Suas palavras causaram indignação em todo o mundo e ele logo se desculpou, explicando que estava impressionado com o impacto dos gastos de saúde com idosos nas contas públicas. E continuou: “Eu acordaria me sentindo cada dia pior sabendo que o tratamento foi todo pago pelo governo”. No seu pedido de desculpas o Ministro Taro Aso concluiu:
“Disse o que eu acredito pessoalmente e não o que deveria ser o sistema de cuidados médicos para  doentes terminais. É importante que você seja capaz de gastar os últimos dias de sua vida pacificamente”.

Sou obrigado a concordar com o Ministro. Ele se referia, obviamente, aos métodos artificiais de prolongamento de uma  vida já sem perspectivas e que constituem uma tortura para os que partem e os que ficam. O filme de Marco Bellocchio, (2012) “ Bella Addormentata” – creio que foi traduzido para “A Bela que dorme” - trata desse assunto.

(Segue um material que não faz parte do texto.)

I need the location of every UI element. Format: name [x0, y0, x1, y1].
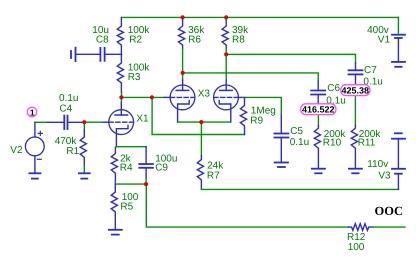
- node 1 wire and C4: [35, 121, 48, 123]
- resistor R4: [111, 147, 117, 184]
- resistor R7: [197, 156, 203, 189]
- svg-text:100: 100: [348, 242, 365, 253]
- ground R1: [79, 173, 90, 178]
- svg-text:V3: V3: [378, 171, 391, 182]
- capacitor C7: [349, 63, 363, 85]
- wire cathode row to C9: [116, 146, 146, 148]
- junction C4 / R1 / X1 grid: [82, 120, 86, 124]
- junction X3 left plate / C6 wire: [181, 71, 185, 75]
- ground C5: [275, 163, 288, 168]
- svg-text:V1: V1: [378, 35, 391, 46]
- resistor R10: [314, 126, 320, 169]
- svg-text:C5: C5: [290, 126, 303, 137]
- svg-text:0.1u: 0.1u: [59, 93, 78, 104]
- triode X3 right (mirrored): [214, 80, 243, 122]
- svg-text:X3: X3: [198, 89, 211, 100]
- svg-text:R9: R9: [250, 116, 263, 127]
- capacitor C4: [48, 116, 84, 129]
- triode X3 left: [165, 80, 195, 122]
- probe box 425.38: [341, 85, 370, 96]
- ground R11: [349, 169, 362, 174]
- wire cathode bus: [178, 121, 231, 123]
- capacitor C9: [139, 147, 153, 178]
- svg-text:110v: 110v: [367, 159, 388, 170]
- wire C6 to R10: [317, 115, 319, 126]
- source V2: [25, 122, 44, 172]
- wire R7 to V3: [201, 188, 398, 190]
- wire R8 bottom to dot: [225, 49, 227, 55]
- resistor R5: [111, 184, 117, 229]
- node 1 bubble: [27, 107, 36, 117]
- svg-text:0.1u: 0.1u: [290, 137, 309, 148]
- resistor R8: [222, 17, 228, 48]
- battery V1: [392, 35, 405, 62]
- wire bottom long: [146, 184, 348, 227]
- junction R6 top at rail: [181, 15, 185, 19]
- svg-text:C9: C9: [155, 163, 168, 174]
- junction R4-R5 / C9 / bottom wire: [144, 182, 148, 186]
- svg-text:416.522: 416.522: [302, 104, 335, 114]
- wire C7 feed: [226, 54, 355, 63]
- wire C4 to X1 grid: [84, 121, 102, 123]
- resistor R2: [117, 17, 123, 54]
- junction plate node branch: [150, 95, 154, 99]
- battery V3: [392, 133, 405, 189]
- svg-text:425.38: 425.38: [342, 85, 370, 95]
- capacitor C5: [274, 115, 288, 162]
- svg-text:R2: R2: [129, 35, 142, 46]
- svg-text:1: 1: [30, 107, 35, 117]
- wire C9 bottom to junction: [145, 178, 147, 184]
- wire X3b plate lead upper: [225, 54, 227, 80]
- ground V2: [29, 173, 40, 178]
- wire R7 top: [200, 122, 202, 156]
- svg-text:X1: X1: [136, 113, 149, 124]
- wire R12 right open end: [373, 226, 405, 228]
- resistor R9: [240, 97, 246, 134]
- ground V1: [392, 62, 405, 67]
- wire R6 bottom: [182, 49, 184, 81]
- resistor R11: [351, 126, 357, 169]
- svg-text:OOC: OOC: [375, 204, 403, 218]
- svg-text:R1: R1: [66, 146, 79, 157]
- svg-text:R7: R7: [207, 171, 220, 182]
- wire X1 plate lead upper: [120, 97, 122, 102]
- svg-text:R5: R5: [120, 201, 133, 212]
- resistor R12: [349, 224, 373, 231]
- wire top rail: [122, 16, 399, 18]
- resistor R6: [179, 17, 185, 48]
- svg-text:R11: R11: [358, 138, 376, 149]
- wire R3 to plate node: [121, 92, 123, 97]
- svg-text:R8: R8: [232, 35, 245, 46]
- svg-text:C7: C7: [364, 65, 377, 76]
- wire plate node row: [122, 96, 165, 98]
- svg-text:R4: R4: [120, 163, 133, 174]
- junction X1 plate / R3 bottom: [119, 95, 123, 99]
- svg-text:V2: V2: [10, 145, 23, 156]
- probe box 416.522: [301, 104, 336, 115]
- capacitor C6: [311, 81, 325, 104]
- capacitor C8: [76, 48, 122, 61]
- wire V1 top lead: [397, 17, 399, 33]
- ground R5: [109, 230, 122, 235]
- resistor R1: [80, 122, 86, 173]
- junction R8 top at rail: [224, 15, 228, 19]
- svg-text:R3: R3: [128, 72, 141, 83]
- junction R8 bottom / X3 right plate / C7 wire: [224, 52, 228, 56]
- wire C6 feed: [183, 73, 319, 81]
- triode X1: [102, 103, 134, 147]
- wire grid right to C5: [243, 97, 282, 115]
- wire C7 to R11: [354, 96, 356, 126]
- svg-text:C8: C8: [96, 35, 109, 46]
- resistor R3: [117, 54, 123, 92]
- ground (sideways, C8 input): [71, 48, 76, 61]
- wire R4-R5 junction row: [115, 183, 146, 185]
- svg-text:R10: R10: [323, 138, 342, 149]
- ground R10: [312, 169, 325, 174]
- svg-text:C6: C6: [327, 83, 340, 94]
- junction cathode bus / R7: [199, 120, 203, 124]
- svg-text:R6: R6: [188, 35, 201, 46]
- wire drop to R9 bottom: [152, 97, 244, 134]
- svg-text:C4: C4: [59, 104, 72, 115]
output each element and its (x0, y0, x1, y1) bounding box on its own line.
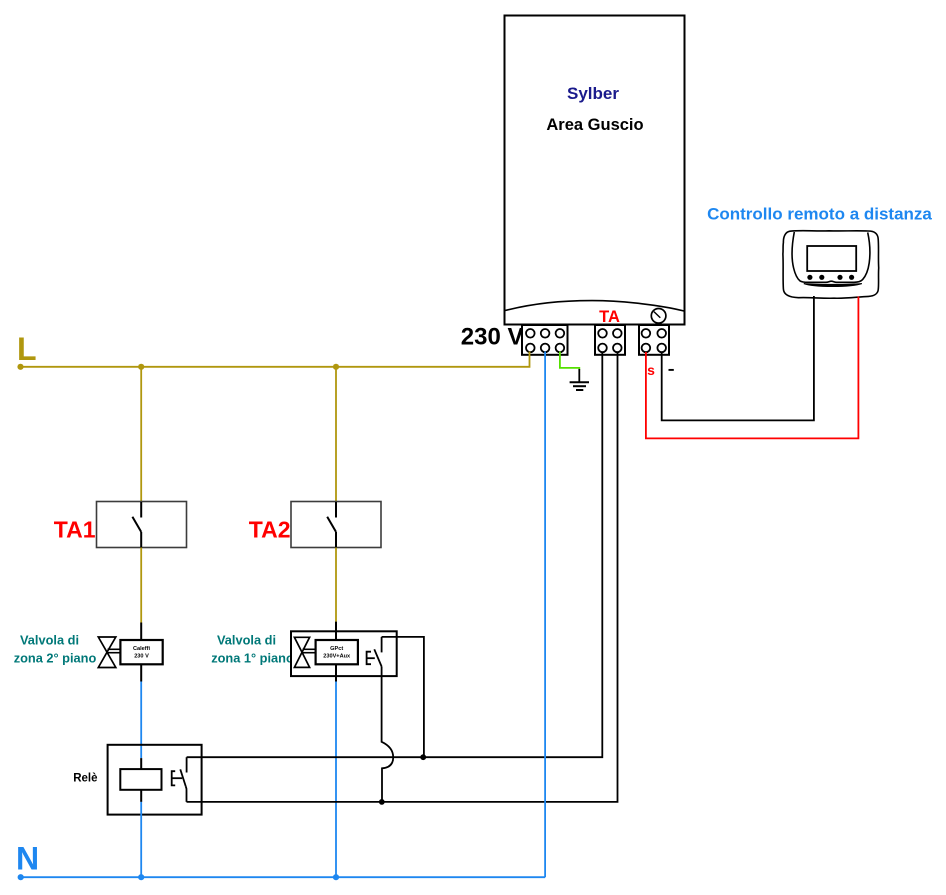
junction dot aux top wire (420, 754, 426, 760)
junction dot aux bottom wire (379, 799, 385, 805)
junction dot N-V2 (333, 874, 339, 880)
svg-text:N: N (16, 841, 39, 877)
wire 230V neutral (blue) (544, 352, 546, 878)
svg-text:230 V: 230 V (134, 653, 149, 659)
relay contact (172, 757, 187, 802)
svg-text:Caleffi: Caleffi (133, 646, 151, 652)
label minus (669, 369, 674, 371)
wire aux switch bottom down with hop (382, 667, 394, 802)
svg-text:L: L (17, 331, 37, 367)
node dot N end (18, 874, 24, 880)
aux switch of V2 (367, 637, 382, 667)
wire earth (green) (560, 352, 579, 370)
svg-text:Relè: Relè (73, 773, 97, 785)
boiler U1 (Sylber Area Guscio) (505, 16, 685, 325)
ground (570, 382, 589, 390)
zone valve V2 (with aux switch) (291, 622, 397, 682)
svg-text:Area Guscio: Area Guscio (546, 116, 643, 134)
svg-text:Controllo remoto a distanza: Controllo remoto a distanza (707, 205, 932, 224)
svg-text:TA1: TA1 (54, 517, 96, 543)
wire aux switch top to node (382, 637, 424, 757)
junction dot N-V1 (138, 874, 144, 880)
wire relay contact bottom to TA terminal (187, 352, 618, 802)
wire TA1 down (olive) (140, 548, 142, 623)
wire remote minus (black) (662, 296, 814, 420)
wire remote s (red) (646, 297, 859, 439)
wire L to TA1 (140, 367, 142, 502)
terminal block remote (639, 325, 669, 355)
wire V2 neutral down (blue) (335, 682, 337, 878)
wire V1 to relay (blue) (140, 682, 142, 759)
svg-text:zona 1° piano: zona 1° piano (211, 650, 294, 665)
relay K1 (108, 745, 202, 815)
svg-text:230 V: 230 V (461, 324, 524, 351)
junction dot L-TA1 (138, 364, 144, 370)
svg-text:230V+Aux: 230V+Aux (323, 653, 351, 659)
junction dot L-TA2 (333, 364, 339, 370)
wire N (blue) (20, 876, 545, 878)
wire L to TA2 (335, 367, 337, 502)
svg-text:zona 2° piano: zona 2° piano (14, 650, 97, 665)
remote control unit (783, 231, 879, 299)
terminal block 230V (522, 325, 568, 355)
svg-text:Sylber: Sylber (567, 84, 619, 103)
svg-text:TA: TA (599, 308, 620, 326)
wire relay below (blue) (140, 802, 142, 877)
wire L phase (olive) (20, 352, 530, 367)
svg-text:TA2: TA2 (249, 517, 291, 543)
terminal block TA (595, 325, 625, 355)
thermostat TA1 (97, 502, 187, 548)
node dot L end (17, 364, 23, 370)
thermostat TA2 (291, 502, 381, 548)
svg-text:s: s (647, 362, 655, 378)
zone valve V1 (98, 623, 162, 682)
boiler panel curve (505, 301, 684, 311)
svg-text:Valvola di: Valvola di (217, 633, 276, 648)
svg-text:GPct: GPct (330, 646, 343, 652)
wire TA2 down (olive) (335, 548, 337, 622)
wire relay contact top to TA terminal (187, 352, 603, 757)
clock symbol (651, 309, 666, 324)
svg-text:Valvola di: Valvola di (20, 633, 79, 648)
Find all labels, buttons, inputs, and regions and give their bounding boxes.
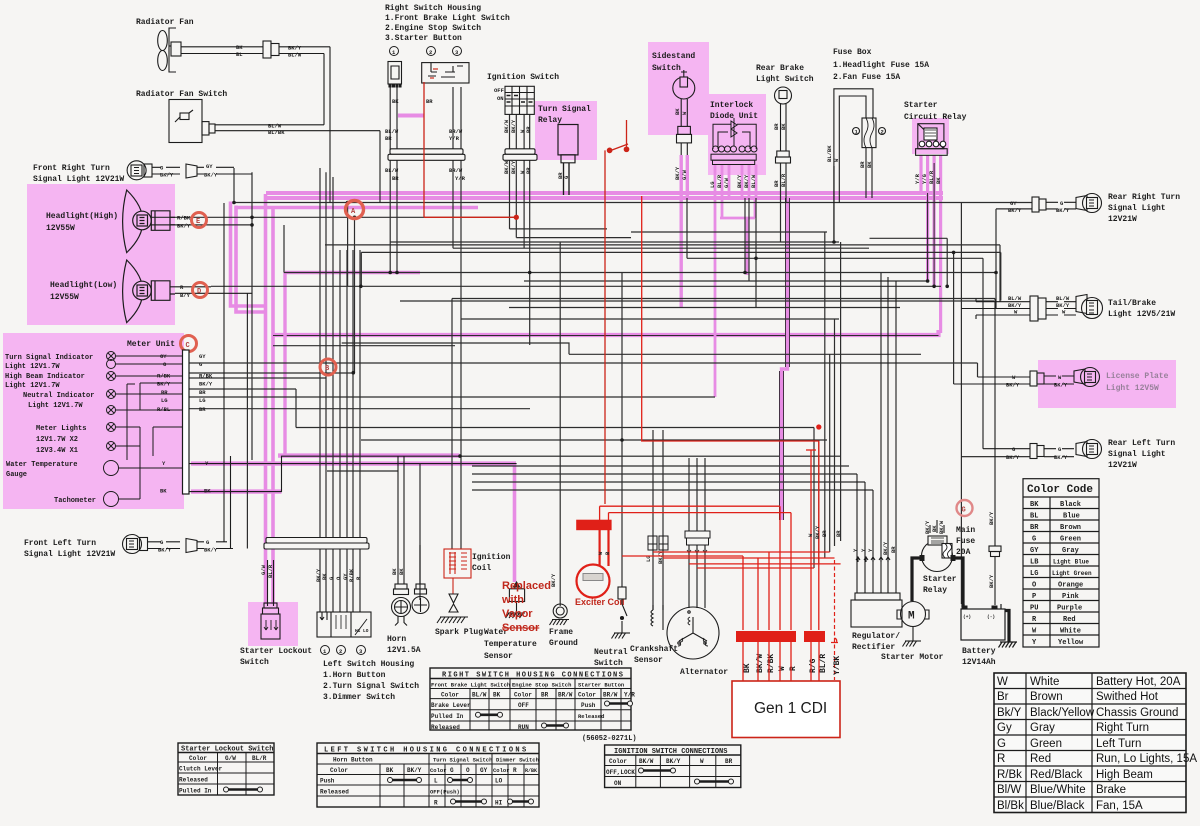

É baseado na história real de Eluana Englaro, uma italiana que viveu 17 anos em estado vegetativo, durante os quais sua família lutou para que a justiça autorizasse o desligamento dos aparelhos. O filme, polêmico, discute os aspectos morais e religiosos que envolveram o caso, bem como suas implicações políticas.
Não tenho opinião formada sobre a eutanásia. Mas de uma coisa estou certo: gostaria de morrer em bom estado.

Para quem viu “A Balada de Narayama”, o filme japonês  premiado em Cannes, em 1983, uma história verídica sobre a viagem final de que estamos falando, será mais fácil entender o Ministro. Até fins do Século XIX existia, em algumas partes do Japão, uma estranha tradição. Devido a penúria e escassez de alimentos em que vivia a população, quando o idoso chegasse ao ponto em que não podia mais prover o seu sustento, era levado pelo filho mais velho até o topo da montanha de Narayama, considerada sagrada, e ali o deixaria, sentado, até se extinguir. Na história uma velha mãe, apesar de ainda em boa forma, mas sabendo que uma boca a menos para alimentar seria importante para a família obriga o filho a levá-la.

Bem, no mundo de hoje não temos do que nos queixar. Reclamar porque o reajuste das aposentadorias dos super-velhos  não acompanha a inflação, não faz sentido depois do que disse o Ministro Taro Aso. Seus apelos estão sendo atendidos  de maneira discreta, na medida em que os planos de saúde são reajustados acima da taxa de inflação embora remunerem os médicos
de maneira ignóbil. Sem falar na contribuição dada pelo aumento do preço dos remédios. Mas, pelo menos, ainda resta uma coisa boa. Nossos velhinhos podem viajar de graça nos ônibus. É só aguentar as freadas.